The official process (well, more official -- almost everything is by convention) happens in parallel. If that the govt have a majority (either directly, by coalition, or by enough other MPs being willing to vote for them anyway), then they stay govt, there's no resign and reform. If not, the largest party have first crack at forming govt. Else, the second largest party. But usually, it's obvious in advance if this is possible or not, and only the possible options actually happen. (eg. govt resigns if opposition have a majority)

The fixed term parliament act did basically only one thing: prevent the larger party in a coalition calling an election against the wishes of the smaller party in a coalition. It may have very slightly increased the pressure on a govt not in coalition to not call snap elections, but apparently, not really. It did the thing that the people who designed obviously wanted.

It might or might not have been nice if the fixed term parliament act had actually made parliaments fixed term. It sort of looked like it might. But (a) it didn't and (b) I don't think the people who designed it just stupidly forgot it didn't, I think they just accepted they couldn't really fix that and didn't really try. Because (a) if there's a hung parliament, there's another election anyway (that makes sense, what else will you do?) and (b) if the govt want an election, even if they don't have 2/3 -- are the opposition going to come out and say "yes, we can rule better than them but we don't want to prove it"?

I'm not great at reading between the lines, but somehow even people who are presumably more socially aware than me often ignore things I find obvious and I don't know why. There are many, maybe most, cases of potential coalitions like this, but see Lib Dems in this election. Tim Farron says he won't form a coalition with the conservatives. Duh! Saying that would be electoral suicide. I don't know if he would like to, but I think he's pretty much *got* to deny it anyway[1]. Would he? Well, hopefully not. But if the conservatives offered an attractive enough deal (say, electoral reform and cancel brexit) one the public might actually like, would he say, "oh no, I'm sorry, I agree that would be best for the country, my party, and my own career, but too late"? But that doesn't happen, because they're not making that offer. If really really wanted to say never ever make it stick, he could probably say something bridge-burning.

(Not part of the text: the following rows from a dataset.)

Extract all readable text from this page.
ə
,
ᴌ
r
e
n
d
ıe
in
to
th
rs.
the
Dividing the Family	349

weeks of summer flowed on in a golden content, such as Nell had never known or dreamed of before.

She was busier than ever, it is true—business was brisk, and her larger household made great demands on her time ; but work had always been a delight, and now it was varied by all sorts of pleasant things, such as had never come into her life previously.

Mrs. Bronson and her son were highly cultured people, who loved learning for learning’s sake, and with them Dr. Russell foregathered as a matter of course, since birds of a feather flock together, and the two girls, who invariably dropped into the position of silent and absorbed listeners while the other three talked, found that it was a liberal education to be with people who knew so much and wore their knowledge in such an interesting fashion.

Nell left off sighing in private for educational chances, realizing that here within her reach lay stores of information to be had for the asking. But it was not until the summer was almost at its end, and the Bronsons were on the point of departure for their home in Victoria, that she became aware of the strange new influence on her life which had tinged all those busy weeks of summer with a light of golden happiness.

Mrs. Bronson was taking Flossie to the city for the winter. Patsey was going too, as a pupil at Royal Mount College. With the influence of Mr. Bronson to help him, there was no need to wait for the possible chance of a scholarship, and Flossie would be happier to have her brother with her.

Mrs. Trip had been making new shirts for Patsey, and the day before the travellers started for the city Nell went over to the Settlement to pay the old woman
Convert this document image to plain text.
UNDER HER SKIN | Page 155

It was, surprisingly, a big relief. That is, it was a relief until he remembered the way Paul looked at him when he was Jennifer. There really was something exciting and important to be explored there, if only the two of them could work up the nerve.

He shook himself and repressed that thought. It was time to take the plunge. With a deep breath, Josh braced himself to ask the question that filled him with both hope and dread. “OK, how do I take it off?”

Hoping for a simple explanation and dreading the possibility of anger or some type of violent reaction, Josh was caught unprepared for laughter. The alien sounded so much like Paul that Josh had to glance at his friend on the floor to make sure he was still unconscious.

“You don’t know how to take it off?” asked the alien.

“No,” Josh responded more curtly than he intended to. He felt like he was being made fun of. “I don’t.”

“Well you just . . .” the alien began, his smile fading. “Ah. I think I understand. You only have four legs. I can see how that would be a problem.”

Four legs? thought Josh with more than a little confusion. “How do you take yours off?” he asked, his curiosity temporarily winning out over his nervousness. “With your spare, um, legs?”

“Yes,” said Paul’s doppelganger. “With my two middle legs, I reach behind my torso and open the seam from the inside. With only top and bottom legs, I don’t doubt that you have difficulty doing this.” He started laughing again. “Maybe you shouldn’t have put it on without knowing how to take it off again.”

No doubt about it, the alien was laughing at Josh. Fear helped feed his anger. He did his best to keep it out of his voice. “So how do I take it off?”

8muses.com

It's not guaranteed, but you usually know which way the non-top-two parties will go. Ie. UUP and DUP are likely to prop up Con and not Lab. Lib-Dem are kind of split. Everyone else might prop up Lab but won't help Con. That doesn't mean they WILL prop up a government, but when you're considering potential governments, there's not usually a lot of different possibilities. Usually you'll get a majority. If not you can see a majority of "Lab or Con + parties generally disposed to them". If so, they'll usually work out SOMETHING. If the margin is thin it will be very flaky (eg a rainbow coalition needing many small parties to get a majority is likely to fall apart). Technically any "not majority" is a hung parliament, but that's only really the case if there's a significant chance of a deal not being struck. If no-one has a majority even with reluctant support, then probably whoever's closest (closest in numbers or closest to support from a large non-govt party) can eke out a minority government. If that doesn't happen, *then* there's a reasonable chance of a surprise, some party working a party you don't expect. And if not, then it's well and truly hung and will soon devolve into another election whether people want it or not (but that's really rare).

[1] See also, "PM says they won't resign". They always say that. If they have to, they have to, whatever they said, and if they're not in politics any more, what do they lose by having said the opposite?

ETA: And re: "English votes for English laws", even if the conservatives have *some* votes outside England, they still have a larger majority in England than in the UK as a whole. Somehow people (who usually know what they're talking about) keep seeming to think that Scottish tories and DUP don't count for England-only matters, but opposition MPs in Wales/Scotland would. But I don't understand why people think that?